Labor and Delivery Tips


Pain Relief Options in Labor

I have been part of the labor and delivery biz for well over a decade, and one of the questions I am asked most frequently by my patients is, “What will I be able to have for pain management?”

That question is one that could be answered dozens of ways. Pain management options change as labor progresses, meaning some medications are not appropriate in latent labor (the uncomfortable cramping that sometimes occurs before the first stage of labor), while other forms of pain management are inappropriate as a woman hones in on a fully dilated cervix.
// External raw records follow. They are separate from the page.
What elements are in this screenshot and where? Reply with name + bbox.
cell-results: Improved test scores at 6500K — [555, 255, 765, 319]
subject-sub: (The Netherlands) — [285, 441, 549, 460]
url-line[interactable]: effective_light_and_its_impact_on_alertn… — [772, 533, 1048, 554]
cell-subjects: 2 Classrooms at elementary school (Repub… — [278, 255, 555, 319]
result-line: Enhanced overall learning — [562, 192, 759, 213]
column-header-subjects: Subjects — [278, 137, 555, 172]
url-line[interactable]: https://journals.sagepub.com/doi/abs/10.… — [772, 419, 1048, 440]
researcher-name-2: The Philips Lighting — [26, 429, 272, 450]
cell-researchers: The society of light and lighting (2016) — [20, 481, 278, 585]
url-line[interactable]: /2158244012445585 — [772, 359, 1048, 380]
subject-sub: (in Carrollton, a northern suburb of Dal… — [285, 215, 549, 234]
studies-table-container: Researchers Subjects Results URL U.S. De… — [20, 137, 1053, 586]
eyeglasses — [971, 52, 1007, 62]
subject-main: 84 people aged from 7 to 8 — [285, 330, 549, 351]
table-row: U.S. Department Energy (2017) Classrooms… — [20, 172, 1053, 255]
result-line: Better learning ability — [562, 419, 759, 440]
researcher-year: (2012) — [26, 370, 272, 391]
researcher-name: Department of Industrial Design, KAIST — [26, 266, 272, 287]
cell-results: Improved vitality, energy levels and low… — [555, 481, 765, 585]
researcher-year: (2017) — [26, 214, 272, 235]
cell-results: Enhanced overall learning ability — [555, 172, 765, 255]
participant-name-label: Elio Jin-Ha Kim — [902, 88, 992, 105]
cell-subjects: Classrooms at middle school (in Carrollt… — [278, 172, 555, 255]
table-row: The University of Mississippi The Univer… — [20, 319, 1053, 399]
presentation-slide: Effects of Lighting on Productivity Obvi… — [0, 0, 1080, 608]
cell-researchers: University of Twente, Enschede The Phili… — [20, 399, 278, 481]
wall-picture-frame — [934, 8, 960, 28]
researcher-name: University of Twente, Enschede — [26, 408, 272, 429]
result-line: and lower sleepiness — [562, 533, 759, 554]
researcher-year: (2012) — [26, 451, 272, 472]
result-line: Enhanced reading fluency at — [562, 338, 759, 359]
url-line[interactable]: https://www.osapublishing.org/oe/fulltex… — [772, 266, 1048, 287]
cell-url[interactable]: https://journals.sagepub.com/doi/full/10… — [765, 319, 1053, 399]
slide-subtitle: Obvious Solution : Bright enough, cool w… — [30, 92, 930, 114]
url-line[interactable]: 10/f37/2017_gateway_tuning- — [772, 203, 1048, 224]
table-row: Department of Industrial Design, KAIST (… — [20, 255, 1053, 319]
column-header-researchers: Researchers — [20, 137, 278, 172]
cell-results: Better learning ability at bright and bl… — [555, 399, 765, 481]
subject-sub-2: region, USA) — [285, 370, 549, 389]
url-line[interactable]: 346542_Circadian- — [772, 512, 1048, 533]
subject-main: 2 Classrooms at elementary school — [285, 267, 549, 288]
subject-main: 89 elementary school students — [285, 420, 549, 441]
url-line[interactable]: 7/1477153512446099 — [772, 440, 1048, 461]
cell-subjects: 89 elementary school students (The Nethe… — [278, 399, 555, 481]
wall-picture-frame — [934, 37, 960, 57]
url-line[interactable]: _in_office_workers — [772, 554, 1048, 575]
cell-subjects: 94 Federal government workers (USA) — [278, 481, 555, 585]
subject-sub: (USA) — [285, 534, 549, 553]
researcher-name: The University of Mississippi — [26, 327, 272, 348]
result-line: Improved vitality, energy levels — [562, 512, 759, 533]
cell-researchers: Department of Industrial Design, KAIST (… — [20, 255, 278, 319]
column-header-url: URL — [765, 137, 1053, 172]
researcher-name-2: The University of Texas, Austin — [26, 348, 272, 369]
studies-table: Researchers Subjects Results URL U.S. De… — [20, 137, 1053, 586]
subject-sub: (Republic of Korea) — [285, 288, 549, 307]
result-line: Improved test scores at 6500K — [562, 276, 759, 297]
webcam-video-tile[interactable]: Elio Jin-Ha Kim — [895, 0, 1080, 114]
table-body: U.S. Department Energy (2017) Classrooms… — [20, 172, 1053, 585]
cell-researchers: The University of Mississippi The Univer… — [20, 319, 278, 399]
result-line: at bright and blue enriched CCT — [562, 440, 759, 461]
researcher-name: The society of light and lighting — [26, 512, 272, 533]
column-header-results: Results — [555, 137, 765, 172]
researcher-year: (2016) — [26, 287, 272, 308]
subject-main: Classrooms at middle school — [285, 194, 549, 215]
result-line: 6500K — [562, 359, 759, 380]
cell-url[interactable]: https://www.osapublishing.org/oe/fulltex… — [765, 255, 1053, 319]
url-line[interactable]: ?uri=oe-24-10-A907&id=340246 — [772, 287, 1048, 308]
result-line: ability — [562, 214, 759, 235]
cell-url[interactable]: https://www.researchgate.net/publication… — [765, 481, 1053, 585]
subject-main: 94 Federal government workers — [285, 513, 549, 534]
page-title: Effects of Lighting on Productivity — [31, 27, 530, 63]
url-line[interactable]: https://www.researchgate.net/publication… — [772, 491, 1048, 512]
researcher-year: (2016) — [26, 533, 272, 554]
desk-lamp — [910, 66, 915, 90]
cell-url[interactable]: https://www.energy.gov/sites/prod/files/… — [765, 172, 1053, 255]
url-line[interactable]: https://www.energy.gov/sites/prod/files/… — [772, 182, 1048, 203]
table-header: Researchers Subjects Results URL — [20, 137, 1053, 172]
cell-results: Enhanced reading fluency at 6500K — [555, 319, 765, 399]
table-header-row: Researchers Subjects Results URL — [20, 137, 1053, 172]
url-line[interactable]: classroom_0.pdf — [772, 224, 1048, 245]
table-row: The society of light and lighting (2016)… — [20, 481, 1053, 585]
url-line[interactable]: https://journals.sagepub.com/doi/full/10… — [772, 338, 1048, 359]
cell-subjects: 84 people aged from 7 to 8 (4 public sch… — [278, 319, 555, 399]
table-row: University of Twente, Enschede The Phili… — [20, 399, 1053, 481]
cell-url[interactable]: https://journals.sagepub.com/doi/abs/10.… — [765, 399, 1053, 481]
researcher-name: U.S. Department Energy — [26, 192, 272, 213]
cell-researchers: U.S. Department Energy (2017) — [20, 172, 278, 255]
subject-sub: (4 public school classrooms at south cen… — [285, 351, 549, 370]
Likewise, for some women, medication of any sort is not part of their plan, so pain management takes the form of massage, counter pressure, water immersion, meditation, hypnosis, etc.

With the plethora of available options, my advice to all women remains the same:

Regardless of what your “plan” might be, keep an open mind. Labor is different for everyone, and varies from one pregnancy to the next. The last thing you want, is for your birth experience to feel like a failure because the use of pain medication became your path when you dismissed all possibilities of it’s use before your labor began.

Regardless of how your baby enters the world, it is never a failure. “Healthy baby, healthy Mom” is the goal, and getting there safely is what matters. There are no medals or financial gain to be won if you walk out of the hospital having received no analgesia. Your friends and family care about seeing you and your new baby and don’t give a crap about the dose(s) of morphine or fentanyl you received.
With that being said, I would also like to comment that analgesia used in labor differs from hospital to hospital and medication administration of each particular drug will differ within each facility. I have worked at two hospitals on either side of the country in Canada, and pain management is managed very similarly at both hospitals.

Enough with the blabbing and let’s get to it. My intent is to inform you of some of the pain management options available, and I will not be explaining the pharmacokinetics of the following drugs in this discussion.

In early labor, patients are often encouraged to rest. Tubs (if your water has not yet broken), showers, and oral acetaminophen are commonly suggested to uncomfortable patients. Morphine can also be administered during this phase of labor, but bear in mind, this narcotic may not be an available option at all facilities.

Once active labor begins (this is determined by a variety of components), more pain management options become available to a laboring mom. Nitrous oxide (aka “laughing gas” or Entanox) can be inhaled by the patient during contractions. Despite entering the blood stream via the lungs, nitrous oxide is one of the least invasive forms of analgesia and has little to no effect on the baby. Keep in mind that throughout her entire labor (with the exception of pushing, or epidural analgesia), women are encouraged to use the shower or bath (while abiding by facility specific policies) alone, or in combination with medications, assuming a healthcare professional is supervising.


Fentanyl is a medication given intravenously (IV) to women in active labor. The administration of it must first be physician ordered due to possible side effects. Like any narcotic, one side effect of fentanyl is decreased respiration. Since the drug is administered directly into the blood stream, some of it does make its way to the baby. The risk is that if the baby is born within minutes of administration, they may require some help breathing for their first few minutes of life following delivery. As frightening as that may seem, the beauty of fentanyl is that it has a short half life, meaning it is metabolized very quickly in the body and makes the risk to your baby very minimal. For this reason, may hospitals use this form of pain medication extremely frequently because of it’s effectiveness in relieving pain.
*In recent years, patients frequently shutter when the administration of fentanyl is suggested. Fentanyl administered in hospital, is not the fentanyl that is found on the streets. The fentanyl used in hospitals is carefully measured and safe doses are administered to patients.

Epidural pain management is often administered after a patient has has little success with the above mentioned analgesics. Like the other forms of pain management discussed, epidural pain management may not be available at your facility, or you may not be a candidate. During epidural placement, a tiny, flexible, plastic tube (catheter) is fed into your lower back by an anesthesiologist (yes, they numb the spot first—yes, with a small needle). Through this tiny tube your anesthesiologist will administer a cocktail of medications to numb the pain from approximately your belly button, down. The medication is placed on a pump and will be slowly infusing into your lower back until the pump is turned off, usually after your bundle of joy is in your arms! Epidurals also have little to no effect on baby, which is why it can be used right up until delivery! Ask your nurse to help you change positions often to help your baby descend into your pelvis, since you will be less mobile because of numb or weak legs. Don’t worry! Usually within an hour after epidural shut-off you can walk around again.

With all of the available options, my recommendation to all patients is to use as many medication-free options as you can before moving onto drugs. The first dose given is often the most effective, and therefore, you don’t want to waste it’s effect on contractions that you can tolerate in a shower or with breathing. In addition, the less drug administered, the better for your body and for your baby. Utilize your nurse and her recommendations. This is her (or his) world, and this is what they have trained for. Do not be scared to trust them.